Newspaper industry begins 2015 where it left off last year, with notices of job reductions
Digital First Media, The Washington Post and Crain’s among the first to report new staff reductions, following a year that ended with both USA Today and The New York Times announcing layoffs
The end of newsroom layoffs is, sadly, not at hand. As the new year progresses, several media companies have begun new rounds of reductions. The latest is Digital First Media, which Crain’s Detroit Business reports is asking for volunteers from its group of non-union employees at The Oakland Press and Macomb Daily. Just a week ago DFM named Jeannie Parent publisher for the Michigan Region.
Digital First Media is the company formed by the private equity firm Alden Global Capital that combined the assets of the Journal Register Company with Dean Singleton’s MediaNews Group. Just two weeks ago, Ken Doctor, writing in Capital New York, reported that two PEs, Cerberus Capital Management and Apollo Global Management, had made bids on the properties.

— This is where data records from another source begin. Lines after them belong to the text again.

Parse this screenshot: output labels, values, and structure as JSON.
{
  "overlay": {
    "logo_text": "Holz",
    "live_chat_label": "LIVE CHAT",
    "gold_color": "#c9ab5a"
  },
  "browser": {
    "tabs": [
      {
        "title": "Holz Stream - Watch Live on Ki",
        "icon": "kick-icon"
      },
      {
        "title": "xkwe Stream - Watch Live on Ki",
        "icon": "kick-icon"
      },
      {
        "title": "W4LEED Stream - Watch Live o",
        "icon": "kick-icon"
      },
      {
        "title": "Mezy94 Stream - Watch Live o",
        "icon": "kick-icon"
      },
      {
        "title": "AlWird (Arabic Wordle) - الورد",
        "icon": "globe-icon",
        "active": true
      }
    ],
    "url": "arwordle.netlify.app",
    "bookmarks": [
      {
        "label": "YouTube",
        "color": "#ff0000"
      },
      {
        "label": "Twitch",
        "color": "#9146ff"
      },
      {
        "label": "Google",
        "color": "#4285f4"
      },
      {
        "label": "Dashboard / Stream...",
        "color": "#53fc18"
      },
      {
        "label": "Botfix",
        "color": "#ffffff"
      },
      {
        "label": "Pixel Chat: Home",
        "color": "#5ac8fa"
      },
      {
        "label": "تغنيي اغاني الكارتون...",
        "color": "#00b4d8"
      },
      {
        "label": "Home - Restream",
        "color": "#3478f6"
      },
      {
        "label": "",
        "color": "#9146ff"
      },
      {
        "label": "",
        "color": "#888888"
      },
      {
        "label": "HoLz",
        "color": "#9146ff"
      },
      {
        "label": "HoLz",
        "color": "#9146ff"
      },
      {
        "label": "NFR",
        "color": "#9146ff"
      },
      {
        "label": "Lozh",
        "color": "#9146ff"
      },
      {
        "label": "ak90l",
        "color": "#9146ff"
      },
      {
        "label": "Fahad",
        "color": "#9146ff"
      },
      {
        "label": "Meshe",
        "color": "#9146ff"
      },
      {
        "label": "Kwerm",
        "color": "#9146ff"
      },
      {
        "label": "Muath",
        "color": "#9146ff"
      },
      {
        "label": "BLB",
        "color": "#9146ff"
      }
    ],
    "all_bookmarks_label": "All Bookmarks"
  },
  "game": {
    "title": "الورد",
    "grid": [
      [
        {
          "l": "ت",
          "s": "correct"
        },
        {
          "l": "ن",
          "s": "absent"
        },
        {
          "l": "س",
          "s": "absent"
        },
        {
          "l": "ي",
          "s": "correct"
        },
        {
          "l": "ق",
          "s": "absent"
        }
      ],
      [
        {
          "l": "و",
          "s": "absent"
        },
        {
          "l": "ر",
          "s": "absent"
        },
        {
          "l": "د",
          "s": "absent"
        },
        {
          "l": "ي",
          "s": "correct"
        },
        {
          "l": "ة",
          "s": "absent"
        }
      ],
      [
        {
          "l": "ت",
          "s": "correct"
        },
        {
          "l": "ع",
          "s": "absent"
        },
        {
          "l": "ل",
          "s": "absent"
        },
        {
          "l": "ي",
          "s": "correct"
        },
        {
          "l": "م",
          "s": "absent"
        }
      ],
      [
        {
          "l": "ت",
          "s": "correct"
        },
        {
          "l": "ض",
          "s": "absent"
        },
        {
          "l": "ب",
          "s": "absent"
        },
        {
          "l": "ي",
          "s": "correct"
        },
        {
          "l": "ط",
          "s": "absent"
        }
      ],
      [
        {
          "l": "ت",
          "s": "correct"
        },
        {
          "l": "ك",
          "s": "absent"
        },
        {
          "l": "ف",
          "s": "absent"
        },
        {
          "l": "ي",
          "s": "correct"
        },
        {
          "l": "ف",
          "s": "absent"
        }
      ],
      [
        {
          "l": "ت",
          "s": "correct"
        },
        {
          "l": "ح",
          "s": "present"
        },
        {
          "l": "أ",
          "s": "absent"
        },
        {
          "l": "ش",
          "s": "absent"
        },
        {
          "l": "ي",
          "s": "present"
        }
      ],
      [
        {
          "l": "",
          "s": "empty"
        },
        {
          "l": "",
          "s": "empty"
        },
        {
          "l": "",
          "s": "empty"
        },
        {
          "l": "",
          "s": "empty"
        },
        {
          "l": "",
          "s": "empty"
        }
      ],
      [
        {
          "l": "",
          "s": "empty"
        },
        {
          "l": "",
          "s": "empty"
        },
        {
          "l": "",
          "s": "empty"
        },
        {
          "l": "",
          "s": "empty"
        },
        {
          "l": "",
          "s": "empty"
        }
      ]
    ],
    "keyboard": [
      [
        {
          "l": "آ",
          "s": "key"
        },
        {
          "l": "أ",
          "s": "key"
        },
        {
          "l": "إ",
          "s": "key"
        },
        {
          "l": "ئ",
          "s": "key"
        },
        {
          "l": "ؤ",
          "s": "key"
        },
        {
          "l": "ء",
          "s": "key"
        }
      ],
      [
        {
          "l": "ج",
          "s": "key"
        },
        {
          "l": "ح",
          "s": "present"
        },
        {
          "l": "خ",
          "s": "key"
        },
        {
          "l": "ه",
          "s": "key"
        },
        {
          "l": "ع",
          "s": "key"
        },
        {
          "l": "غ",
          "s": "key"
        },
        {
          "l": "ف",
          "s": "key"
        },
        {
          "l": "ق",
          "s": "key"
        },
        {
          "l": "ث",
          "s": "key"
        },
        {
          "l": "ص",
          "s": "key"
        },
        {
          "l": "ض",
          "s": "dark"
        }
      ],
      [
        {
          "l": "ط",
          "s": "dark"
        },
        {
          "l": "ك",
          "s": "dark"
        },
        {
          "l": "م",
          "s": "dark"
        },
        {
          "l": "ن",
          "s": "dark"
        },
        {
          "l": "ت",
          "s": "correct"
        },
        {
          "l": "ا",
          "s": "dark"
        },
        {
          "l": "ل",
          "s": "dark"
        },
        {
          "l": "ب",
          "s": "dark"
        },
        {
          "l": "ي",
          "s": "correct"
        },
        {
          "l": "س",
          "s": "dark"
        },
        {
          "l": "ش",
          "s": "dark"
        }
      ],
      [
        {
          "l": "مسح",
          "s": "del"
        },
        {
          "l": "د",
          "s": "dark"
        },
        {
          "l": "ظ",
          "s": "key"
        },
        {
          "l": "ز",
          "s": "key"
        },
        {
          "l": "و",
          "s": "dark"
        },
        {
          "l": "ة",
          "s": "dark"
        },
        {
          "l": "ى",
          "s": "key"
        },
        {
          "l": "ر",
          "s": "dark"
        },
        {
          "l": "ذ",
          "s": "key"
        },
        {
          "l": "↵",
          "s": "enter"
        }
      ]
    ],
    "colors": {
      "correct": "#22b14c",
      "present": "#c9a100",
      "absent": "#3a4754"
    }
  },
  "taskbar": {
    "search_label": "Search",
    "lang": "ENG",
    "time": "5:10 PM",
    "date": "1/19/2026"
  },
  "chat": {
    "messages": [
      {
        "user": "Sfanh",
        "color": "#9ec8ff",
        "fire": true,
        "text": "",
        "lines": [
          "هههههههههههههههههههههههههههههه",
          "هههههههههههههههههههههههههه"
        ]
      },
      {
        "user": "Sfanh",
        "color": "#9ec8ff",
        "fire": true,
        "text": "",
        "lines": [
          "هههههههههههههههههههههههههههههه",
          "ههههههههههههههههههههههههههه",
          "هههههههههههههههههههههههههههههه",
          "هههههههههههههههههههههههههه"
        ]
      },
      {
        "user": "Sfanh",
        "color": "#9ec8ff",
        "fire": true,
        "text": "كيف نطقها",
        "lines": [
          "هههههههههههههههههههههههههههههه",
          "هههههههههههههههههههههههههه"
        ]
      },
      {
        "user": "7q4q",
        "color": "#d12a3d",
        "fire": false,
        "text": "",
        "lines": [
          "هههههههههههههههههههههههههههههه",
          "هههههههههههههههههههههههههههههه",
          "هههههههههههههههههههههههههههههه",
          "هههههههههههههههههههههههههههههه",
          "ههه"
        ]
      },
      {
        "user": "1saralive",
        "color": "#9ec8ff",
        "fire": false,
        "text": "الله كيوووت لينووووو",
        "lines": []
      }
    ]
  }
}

It used to be the case that companies would make an acquisition based on headcount reductions and implement the reductions themselves following the sale. But today many companies like to force the seller to do the dirty work themselves. If this is the case here it might be a sign that a sale announcement is imminent. If not, it means DFM is still trying to clean up its books.
Crain’s New York recently reported that AOL was laying off 150 staffers and folding two tech websites, Joystiq and TUAW, into its larger property, Engadget.
A week later another website announced that it was Crain’s New York that would be laying off a large portion of its editorial staff. Talking Biz News reported that Crain’s publisher Jill Kaplan said the business paper need to “re-align the brand’s costs with its revenues.”
Both Gannett and The New York Times went through rounds of layoffs near the end of last year, with the cuts at USA Today called a bloodbath.
The new year has not started out well. The Washington Post was among the first papers to admit that it was cutting staff.
“In recent weeks the Post has moved to trim staff amid rumors about lower-than-expected revenue and budget shortfalls,” Guild News co-chair Fredrick Kunkle wrote to members in a memo posted by the Washingtonian.
“We can’t speak to the budgetary rumors but we can tell you that we’ve heard about the staff reductions. So far, they appear to be small in number. But, as you might expect, they are of enormous importance to the people who are facing dismissal.”
The news of job reductions is particularly disheartening because one sees no end to it. Newspaper executives have determined that the only way forward to survival is either 1) adopting the paid content strategy that deemphasizes the role of the ad sales department, or 2) giving up and divesting print properties. Despite a complete lack of evidence that strategy number one is succeeding, the industry continues onward.
The third way, diversifying revenue streams, creating new products (both digital and print), and making sure the news side of the business maintains its credibility and reliability, appears to not be considered. Only a handful of major papers, such as The Boston Globe, have attempted to diversify their offering by creating eBook lines, new digital magazines, or new web properties.